How to deal with an adult step-son ruining a marriage?

How to deal with an adult step-son ruining a marriage?

Begin creating plans and follow through. It may be challenging at first (both monetarily and emotionally), but you will triumph in the end. You can't go on living like this. You must take control of your life. Don't wait for someone to come to your aid—-DO IT YOURSELF. I apologize once more for what has happened to you. I am very sorry that these things have happened to you.

He's acting like he's not responsible for his actions - perhaps because he was abused as a child himself? It's important to remember that relationships are based on trust. If one partner violates that trust, then the other party has every right to feel violated too. Even if your husband didn't physically hurt you, if he used his position of power over you to make you feel bad about yourself or to abuse you mentally or emotionally, that is assault. You should file charges against him even if you don't want to divorce him. There are ways of dealing with an abuser without ending up in court, but you need to get help from someone who knows how to handle these situations.

The best thing you can do for yourself and your family is to get out now. Try not to think about all that money you're going to lose - just focus on getting a good job that pays well. Use some of that savings to start building your own house back up again. That way when your husband does return you'll still have a safe place to live.

How do you deal with being left by your husband?

Divorces and professionals provide their best advise on managing when you're caught off guard by divorce.

  1. Find a more fulfilling life.
  2. Embrace your anger.
  3. Keep your head up.
  4. Stay tethered to yourself.
  5. Get used to people saying, “You’ll be OK.”
  6. Focus on reality.
  7. Don’t resort to begging.

How to cope with a difficult husband who treats you badly?

I have nowhere to go, no one to help me, and no money. So I'm stuck in this marriage, and it's starting to bother me. My spouse has broken my heart, which I had patched up for him, expecting he would be the one to mend it for me. I'm in a lot of pain and try not to show it. But there are times when I can't hide my feelings.

He has treated me poorly since we got married. Sometimes I think if I did something wrong, he would treat me better. But that never happens. He always has an excuse not to love me anymore. It's like he wants to prove that he doesn't need me or someone else will take care of him. I feel like I'm walking on eggshells around him because anything I say might upset him. I just want our marriage to work but I don't know how much longer I can take his mistreatment.

—Shelly

Dear Shelly, you are not alone. Many women face this problem at some point in their marriages. The key is knowing how to deal with it.

First, remember that husbands can't change the way they act or feel about you. They are only human after all. So although they may get angry with you or treat you badly sometimes, this does not mean that they truly hate you. They probably just felt like being unreasonable today.

Second, avoid taking your spouse's bad behavior personally.

What to do when your spouse has a hard time forgiving you?

If you've acknowledged your flaws to your spouse and he or she is still refusing to forgive you, there are several things you may do to assist. First and foremost, you may acknowledge that forgiveness is a journey. It ebbs and flows; it starts, pauses, and restarts; it improves and deteriorates. Rather than trying to make your spouse hurry up and get over it, help him or her understand that healing takes time.

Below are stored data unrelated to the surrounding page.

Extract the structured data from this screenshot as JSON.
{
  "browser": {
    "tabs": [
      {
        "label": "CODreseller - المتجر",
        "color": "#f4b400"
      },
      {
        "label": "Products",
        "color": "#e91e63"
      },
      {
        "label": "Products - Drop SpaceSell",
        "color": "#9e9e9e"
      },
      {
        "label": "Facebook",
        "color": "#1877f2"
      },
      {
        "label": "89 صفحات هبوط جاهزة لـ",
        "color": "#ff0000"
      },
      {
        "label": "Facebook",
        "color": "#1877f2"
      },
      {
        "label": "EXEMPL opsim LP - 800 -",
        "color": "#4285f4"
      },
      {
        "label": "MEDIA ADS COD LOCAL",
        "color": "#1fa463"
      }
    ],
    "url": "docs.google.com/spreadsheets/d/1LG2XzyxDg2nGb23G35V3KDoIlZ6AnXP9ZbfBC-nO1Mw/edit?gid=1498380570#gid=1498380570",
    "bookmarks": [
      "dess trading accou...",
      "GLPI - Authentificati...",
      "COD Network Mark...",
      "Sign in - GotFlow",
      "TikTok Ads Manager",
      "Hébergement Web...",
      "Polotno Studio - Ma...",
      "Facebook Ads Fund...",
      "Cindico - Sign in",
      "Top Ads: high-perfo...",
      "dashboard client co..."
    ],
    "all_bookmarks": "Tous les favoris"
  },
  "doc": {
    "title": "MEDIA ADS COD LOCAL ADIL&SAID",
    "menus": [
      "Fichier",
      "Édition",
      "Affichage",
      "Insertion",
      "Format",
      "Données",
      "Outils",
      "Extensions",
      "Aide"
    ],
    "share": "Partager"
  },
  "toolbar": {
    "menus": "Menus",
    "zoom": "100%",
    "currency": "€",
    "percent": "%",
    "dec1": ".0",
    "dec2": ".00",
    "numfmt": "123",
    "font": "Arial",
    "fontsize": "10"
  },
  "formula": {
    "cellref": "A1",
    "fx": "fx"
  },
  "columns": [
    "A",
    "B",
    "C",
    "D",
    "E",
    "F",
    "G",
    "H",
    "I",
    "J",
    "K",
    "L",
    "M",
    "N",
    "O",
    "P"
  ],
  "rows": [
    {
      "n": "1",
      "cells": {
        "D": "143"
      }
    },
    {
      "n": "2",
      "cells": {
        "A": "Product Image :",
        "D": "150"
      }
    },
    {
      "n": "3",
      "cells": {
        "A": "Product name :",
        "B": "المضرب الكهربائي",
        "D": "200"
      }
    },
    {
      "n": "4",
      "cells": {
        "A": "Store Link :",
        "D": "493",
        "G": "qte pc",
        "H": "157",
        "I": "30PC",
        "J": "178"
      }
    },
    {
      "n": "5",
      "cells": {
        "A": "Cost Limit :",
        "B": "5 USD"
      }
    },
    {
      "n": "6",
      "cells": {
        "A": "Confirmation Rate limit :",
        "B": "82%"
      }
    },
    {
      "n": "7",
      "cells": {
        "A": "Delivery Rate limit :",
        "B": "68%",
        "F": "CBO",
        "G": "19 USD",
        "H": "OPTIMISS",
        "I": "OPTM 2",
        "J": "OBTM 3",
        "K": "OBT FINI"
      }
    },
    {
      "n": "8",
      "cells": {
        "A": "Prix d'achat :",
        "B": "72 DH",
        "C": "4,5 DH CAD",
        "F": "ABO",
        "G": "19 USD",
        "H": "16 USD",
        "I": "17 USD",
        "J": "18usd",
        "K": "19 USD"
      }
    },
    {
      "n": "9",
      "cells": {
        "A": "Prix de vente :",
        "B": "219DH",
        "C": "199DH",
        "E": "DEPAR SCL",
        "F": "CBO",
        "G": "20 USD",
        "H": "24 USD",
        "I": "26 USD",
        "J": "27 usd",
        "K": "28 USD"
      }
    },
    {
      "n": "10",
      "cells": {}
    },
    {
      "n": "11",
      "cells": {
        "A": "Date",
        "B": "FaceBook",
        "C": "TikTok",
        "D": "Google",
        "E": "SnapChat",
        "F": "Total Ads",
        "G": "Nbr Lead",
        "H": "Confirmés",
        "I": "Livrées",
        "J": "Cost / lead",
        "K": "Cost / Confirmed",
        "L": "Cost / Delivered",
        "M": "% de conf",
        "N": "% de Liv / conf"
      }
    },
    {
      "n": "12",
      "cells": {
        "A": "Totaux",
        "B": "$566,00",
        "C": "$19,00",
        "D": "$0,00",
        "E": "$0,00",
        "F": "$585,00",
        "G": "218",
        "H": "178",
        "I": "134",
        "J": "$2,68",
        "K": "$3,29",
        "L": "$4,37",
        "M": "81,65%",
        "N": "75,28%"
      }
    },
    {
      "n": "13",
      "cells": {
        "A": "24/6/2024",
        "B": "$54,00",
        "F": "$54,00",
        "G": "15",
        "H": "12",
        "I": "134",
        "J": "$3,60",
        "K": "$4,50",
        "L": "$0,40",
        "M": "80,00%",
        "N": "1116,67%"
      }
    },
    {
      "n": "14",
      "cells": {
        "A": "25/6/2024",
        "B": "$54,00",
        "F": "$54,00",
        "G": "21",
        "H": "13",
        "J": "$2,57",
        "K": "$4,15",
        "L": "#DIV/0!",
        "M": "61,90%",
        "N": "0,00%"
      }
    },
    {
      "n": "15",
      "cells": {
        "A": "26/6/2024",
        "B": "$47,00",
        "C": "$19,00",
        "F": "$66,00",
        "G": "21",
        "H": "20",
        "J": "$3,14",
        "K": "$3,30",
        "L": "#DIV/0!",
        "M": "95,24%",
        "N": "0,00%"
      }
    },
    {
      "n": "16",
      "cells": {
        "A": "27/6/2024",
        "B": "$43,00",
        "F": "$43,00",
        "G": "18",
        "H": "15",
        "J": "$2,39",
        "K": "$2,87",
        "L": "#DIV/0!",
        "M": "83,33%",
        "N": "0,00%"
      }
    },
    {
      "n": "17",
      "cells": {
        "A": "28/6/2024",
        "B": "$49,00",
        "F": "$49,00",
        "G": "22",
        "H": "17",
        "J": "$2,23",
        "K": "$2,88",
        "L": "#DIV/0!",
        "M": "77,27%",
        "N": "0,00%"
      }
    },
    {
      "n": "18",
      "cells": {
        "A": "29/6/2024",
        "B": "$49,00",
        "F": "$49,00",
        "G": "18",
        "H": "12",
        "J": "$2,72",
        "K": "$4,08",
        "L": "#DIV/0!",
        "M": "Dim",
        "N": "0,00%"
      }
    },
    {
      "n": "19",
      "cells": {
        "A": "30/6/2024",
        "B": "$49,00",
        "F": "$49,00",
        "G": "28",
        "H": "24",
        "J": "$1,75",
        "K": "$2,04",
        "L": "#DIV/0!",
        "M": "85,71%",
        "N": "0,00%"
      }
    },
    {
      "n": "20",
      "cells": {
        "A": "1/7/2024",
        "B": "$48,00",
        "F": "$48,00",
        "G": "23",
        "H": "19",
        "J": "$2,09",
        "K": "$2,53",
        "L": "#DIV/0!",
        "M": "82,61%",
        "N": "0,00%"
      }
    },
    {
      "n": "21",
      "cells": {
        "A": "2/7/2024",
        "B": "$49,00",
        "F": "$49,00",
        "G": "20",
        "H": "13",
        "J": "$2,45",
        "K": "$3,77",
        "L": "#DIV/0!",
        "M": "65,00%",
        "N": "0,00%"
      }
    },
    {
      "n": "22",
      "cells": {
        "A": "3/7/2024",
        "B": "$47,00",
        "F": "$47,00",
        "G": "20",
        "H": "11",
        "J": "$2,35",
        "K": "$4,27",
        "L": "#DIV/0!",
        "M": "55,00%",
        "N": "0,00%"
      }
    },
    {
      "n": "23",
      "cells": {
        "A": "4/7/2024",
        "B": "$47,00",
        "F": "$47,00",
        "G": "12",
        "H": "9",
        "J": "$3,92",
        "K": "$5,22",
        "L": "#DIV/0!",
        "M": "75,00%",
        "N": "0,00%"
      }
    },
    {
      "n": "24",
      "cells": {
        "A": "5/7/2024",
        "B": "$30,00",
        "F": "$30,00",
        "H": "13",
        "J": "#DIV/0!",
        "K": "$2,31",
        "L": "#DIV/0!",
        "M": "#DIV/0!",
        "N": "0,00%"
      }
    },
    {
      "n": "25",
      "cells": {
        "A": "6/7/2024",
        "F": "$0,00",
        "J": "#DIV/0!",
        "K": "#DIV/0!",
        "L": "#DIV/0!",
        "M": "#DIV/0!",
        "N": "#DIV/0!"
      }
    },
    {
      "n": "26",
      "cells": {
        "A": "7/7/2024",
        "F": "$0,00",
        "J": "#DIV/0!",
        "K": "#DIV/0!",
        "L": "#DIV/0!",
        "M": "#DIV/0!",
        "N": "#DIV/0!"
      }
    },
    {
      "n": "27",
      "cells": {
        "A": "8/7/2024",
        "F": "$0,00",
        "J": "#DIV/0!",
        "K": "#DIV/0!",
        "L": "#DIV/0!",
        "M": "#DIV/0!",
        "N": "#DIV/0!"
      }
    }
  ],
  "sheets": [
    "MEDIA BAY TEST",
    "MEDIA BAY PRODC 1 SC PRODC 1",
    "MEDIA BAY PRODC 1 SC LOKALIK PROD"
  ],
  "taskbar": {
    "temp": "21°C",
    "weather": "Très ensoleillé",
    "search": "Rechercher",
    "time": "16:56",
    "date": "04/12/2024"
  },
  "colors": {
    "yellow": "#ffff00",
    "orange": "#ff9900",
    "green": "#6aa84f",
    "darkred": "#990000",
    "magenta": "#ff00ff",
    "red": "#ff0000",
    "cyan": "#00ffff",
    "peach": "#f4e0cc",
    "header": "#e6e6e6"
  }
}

You should also be willing to make changes in your behavior in order to earn your spouse's forgiveness. For example, if your husband or wife never wants to see you again, then you need to find another partner who will love you no matter what you do. Changing your behavior in this way will allow your spouse to feel like he or she can trust you again. Of course, this isn't always easy; sometimes we want our spouses to hate us so we don't have to deal with their anger. But until they learn to forgive, they aren't able to put their feelings aside enough to truly love you back.

Last, try to remember that forgiveness is not about you. It's about your spouse being free from guilt and shame because of his or her actions. If you truly want to be forgiven, you have to ask for it. Don't expect your spouse to know you well enough to guess that you need forgiveness!

The most important thing is that you be honest and open with your spouse.

About Article Author

Jonathan Hayward

Jonathan Hayward has been writing about psychology, self-help, and happiness for over 5 years. He loves to discuss the mind-body connection, the power of meditation, and the importance of maintaining a positive mindset in order to be successful! Jonathan enjoys working with clients one-on-one to help them achieve their goals in life!